In the bridge: You maybe know this part. When “Praying” was released, YouTube was full of reaction videos from people listening to it for the first time. She sings directly to the song’s abuser again here, and the drums drop out: “Sometimes, I pray for you at night / some day, maybe you’ll see the light / some say, in life, you’re gonna get what you give / but some things only god can forgive,” she sings, and then—at the three minute and fourteen second mark, this whistle note that she holds for six full seconds, as cathartic a scream as anyone ever put on a record, and pitch perfect musically, too, because Kesha really is that good.
In the final chorus, when those drums come back after the whistle note, bringing the whole thing together. My goodness.
(Also, let’s take just another moment to appreciate Kesha’s writing in the bridge, which gets overshadowed by that note she hits at the end, but the ‘sometimes/some day/some say/some things” repetition at the start of each line is just a great way to build the momentum there so the whistle note hits in exactly the right way.)

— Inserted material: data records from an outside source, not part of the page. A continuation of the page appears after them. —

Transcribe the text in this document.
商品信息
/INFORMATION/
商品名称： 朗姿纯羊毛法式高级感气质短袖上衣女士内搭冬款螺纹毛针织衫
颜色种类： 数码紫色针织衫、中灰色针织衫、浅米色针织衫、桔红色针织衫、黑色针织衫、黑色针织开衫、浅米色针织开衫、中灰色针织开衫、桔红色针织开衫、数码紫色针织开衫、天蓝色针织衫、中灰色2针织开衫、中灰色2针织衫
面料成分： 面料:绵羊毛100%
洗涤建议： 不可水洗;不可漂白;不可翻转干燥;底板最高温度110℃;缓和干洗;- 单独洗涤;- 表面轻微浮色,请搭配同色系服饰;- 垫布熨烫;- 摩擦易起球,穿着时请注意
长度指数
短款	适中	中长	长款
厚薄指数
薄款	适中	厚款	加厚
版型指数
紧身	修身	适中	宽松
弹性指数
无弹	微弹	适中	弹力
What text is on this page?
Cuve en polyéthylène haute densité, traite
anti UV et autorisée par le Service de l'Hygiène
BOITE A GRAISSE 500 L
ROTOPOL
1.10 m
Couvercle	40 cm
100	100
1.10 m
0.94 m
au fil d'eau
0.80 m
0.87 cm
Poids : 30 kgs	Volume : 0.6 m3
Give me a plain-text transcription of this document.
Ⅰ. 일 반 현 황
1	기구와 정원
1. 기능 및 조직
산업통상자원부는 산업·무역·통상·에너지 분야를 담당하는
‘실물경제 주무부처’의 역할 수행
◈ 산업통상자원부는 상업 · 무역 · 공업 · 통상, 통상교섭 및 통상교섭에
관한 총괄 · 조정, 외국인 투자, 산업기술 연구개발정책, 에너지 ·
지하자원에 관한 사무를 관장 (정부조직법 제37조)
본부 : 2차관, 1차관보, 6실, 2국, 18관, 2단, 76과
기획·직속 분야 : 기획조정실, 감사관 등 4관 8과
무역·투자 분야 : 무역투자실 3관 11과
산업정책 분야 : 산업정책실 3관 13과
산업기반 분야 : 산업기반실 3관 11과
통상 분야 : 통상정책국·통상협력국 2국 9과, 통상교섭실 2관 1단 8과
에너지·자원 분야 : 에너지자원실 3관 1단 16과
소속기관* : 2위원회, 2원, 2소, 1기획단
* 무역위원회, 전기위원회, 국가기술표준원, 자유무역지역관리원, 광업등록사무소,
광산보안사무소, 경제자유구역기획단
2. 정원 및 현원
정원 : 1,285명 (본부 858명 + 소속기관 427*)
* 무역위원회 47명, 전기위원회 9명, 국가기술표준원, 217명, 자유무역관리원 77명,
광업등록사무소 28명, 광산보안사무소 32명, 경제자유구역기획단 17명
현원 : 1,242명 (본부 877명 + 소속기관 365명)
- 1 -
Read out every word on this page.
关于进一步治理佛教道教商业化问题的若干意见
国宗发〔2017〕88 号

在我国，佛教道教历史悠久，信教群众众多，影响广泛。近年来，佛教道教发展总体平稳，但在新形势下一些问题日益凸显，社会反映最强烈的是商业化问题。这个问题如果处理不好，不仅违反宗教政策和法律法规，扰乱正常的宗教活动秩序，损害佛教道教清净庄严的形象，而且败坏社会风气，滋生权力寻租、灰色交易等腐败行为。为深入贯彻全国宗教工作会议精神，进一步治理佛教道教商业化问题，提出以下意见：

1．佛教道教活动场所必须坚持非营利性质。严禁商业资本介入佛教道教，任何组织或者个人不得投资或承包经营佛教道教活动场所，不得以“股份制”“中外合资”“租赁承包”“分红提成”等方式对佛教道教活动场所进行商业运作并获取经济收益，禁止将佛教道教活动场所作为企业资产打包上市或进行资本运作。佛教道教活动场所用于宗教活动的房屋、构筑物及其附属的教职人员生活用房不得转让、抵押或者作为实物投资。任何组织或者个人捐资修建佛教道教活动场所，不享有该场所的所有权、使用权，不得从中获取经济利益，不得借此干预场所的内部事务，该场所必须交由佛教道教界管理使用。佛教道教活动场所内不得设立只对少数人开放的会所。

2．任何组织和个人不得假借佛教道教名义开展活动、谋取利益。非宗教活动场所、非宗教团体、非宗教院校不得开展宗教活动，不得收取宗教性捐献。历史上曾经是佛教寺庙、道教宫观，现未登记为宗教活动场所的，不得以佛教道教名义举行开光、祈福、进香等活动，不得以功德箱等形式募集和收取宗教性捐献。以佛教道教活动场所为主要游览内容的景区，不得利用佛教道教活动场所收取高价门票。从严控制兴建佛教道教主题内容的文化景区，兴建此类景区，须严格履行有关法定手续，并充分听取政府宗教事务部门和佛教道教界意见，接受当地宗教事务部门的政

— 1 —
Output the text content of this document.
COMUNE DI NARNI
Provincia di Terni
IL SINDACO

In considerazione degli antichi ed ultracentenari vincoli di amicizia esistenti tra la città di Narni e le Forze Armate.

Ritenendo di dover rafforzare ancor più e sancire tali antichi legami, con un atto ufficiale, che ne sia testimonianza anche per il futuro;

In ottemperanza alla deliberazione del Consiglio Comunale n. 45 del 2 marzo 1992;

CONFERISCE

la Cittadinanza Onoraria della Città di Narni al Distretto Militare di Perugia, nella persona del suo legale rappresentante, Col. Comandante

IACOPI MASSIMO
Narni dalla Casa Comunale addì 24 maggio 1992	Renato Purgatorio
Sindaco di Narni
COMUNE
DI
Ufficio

I was two years into what’s now approaching a nine-year journey in my career of reporting on sexual assault survivors when “Praying” came out, and let me tell you, this song means a lot to people in that situation. Because it’s a fuck-you song, but it’s not just about revenge. The revenge in “Praying” is telling the abuser “you don’t matter anymore,” and how good must it feel to be able to say that? You get one last song, you get to be part of the story for four more minutes, and then it’s over. Writing a song like “Praying” is almost certainly cathartic and meaningful and personal, but it’s also a responsibility, and Kesha meets it perfectly. Not every song on Rainbow, the album from which “Praying” came, is an emotionally wrenching ballad—“Boogie Feet” is about going out dancing because you don’t need more out of life than to go out to dance like a motherfucker—but sometimes, you only really need the one. Kesha had something she needed to say, she said it, and then she was back to herself again. I don’t know if life and healing really work that way—most lines aren’t quite that straight—but I know that believing it can be helps save lives all on its own.